News: Closing A Credit Card With A Balance: Important Things To Know -

You don't need to pay off your credit card to close it. However, there are plenty of things to know before you close a credit card with a balance. The most important one, you'll still need to pay off any remaining balance. You should have a strong reason to close your card before you pay off your debt versus just keeping it open until the balance is paid off.

So, you decided to close your credit card with a balance. Now you need to know what happens next. When you close a card, your debt won't disappear and you will remain legally responsible for paying it off. Furthermore, your credit card agreement will remain active, meaning the bank will continue to charge you interest as normal. Plus, you will continue receiving credit card statements every month as long as you owe a balance, and you will have to make all minimum payments due.

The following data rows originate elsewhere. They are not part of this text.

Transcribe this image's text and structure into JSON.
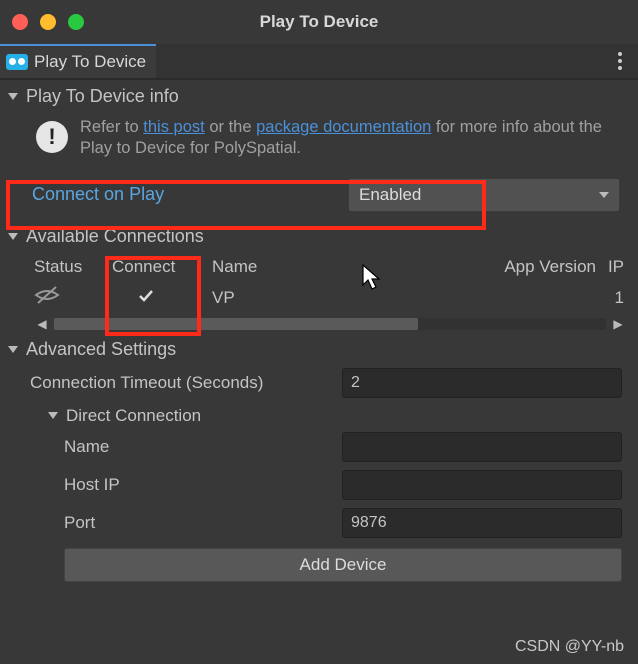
{
  "window": {
    "title": "Play To Device"
  },
  "tab": {
    "label": "Play To Device"
  },
  "section_info": {
    "title": "Play To Device info"
  },
  "info": {
    "prefix": "Refer to ",
    "link1": "this post",
    "mid": " or the ",
    "link2": "package documentation",
    "suffix": " for more info about the Play to Device for PolySpatial."
  },
  "connect_on_play": {
    "label": "Connect on Play",
    "value": "Enabled"
  },
  "available": {
    "title": "Available Connections",
    "headers": {
      "status": "Status",
      "connect": "Connect",
      "name": "Name",
      "app_version": "App Version",
      "ip": "IP"
    },
    "row": {
      "connect_checked": true,
      "name": "VP",
      "tail": "1"
    }
  },
  "advanced": {
    "title": "Advanced Settings",
    "timeout_label": "Connection Timeout (Seconds)",
    "timeout_value": "2",
    "direct": {
      "title": "Direct Connection",
      "name_label": "Name",
      "name_value": "",
      "host_label": "Host IP",
      "host_value": "",
      "port_label": "Port",
      "port_value": "9876"
    },
    "add_button": "Add Device"
  },
  "watermark": "CSDN @YY-nb"
}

If your closed card has an annual fee, the issuer cannot increase or charge you new fees after you close your card. So, this is a good way to avoid paying expensive annual fees for a credit card.

Another thing to keep in mind when closing a credit card with a balance is that it can impact your credit score. When you close any credit card account, it can negatively impact your credit utilization ratio, which makes 30 percent of your FICO score. If you have a lot of debt, the impact will be more noticeable compared to when you have little to no debt.

Closing your credit card can also affect your overall length of your credit history, which makes 15 percent of your FICO score. If you do not have other revolving accounts with lengthy history, you may see your credit score drop a few points.

To sum up, here are the pros and cons of closing a credit card with a balance:


  • Avoid paying annual fee
  • No temptation to use the card
  • Fewer accounts to manage


  • You can hurt your credit score
  • You'll lose cardholder benefits
  • You'll still have to pay off your debt.

There are situations when you can avoid closing a credit card or when you don't really need to close it. It's almost always better off leaving your credit card open. This is especially true when you are trying to improve your credit. There are always alternatives to closing a credit card. For example, if you no longer want to pay the card's annual fee, you can contact the issuer to see if there is an option to downgrade your card to a free version.

If you have debt you want to pay down, you can transfer your balance to a balance transfer credit card that offers 0% intro APR.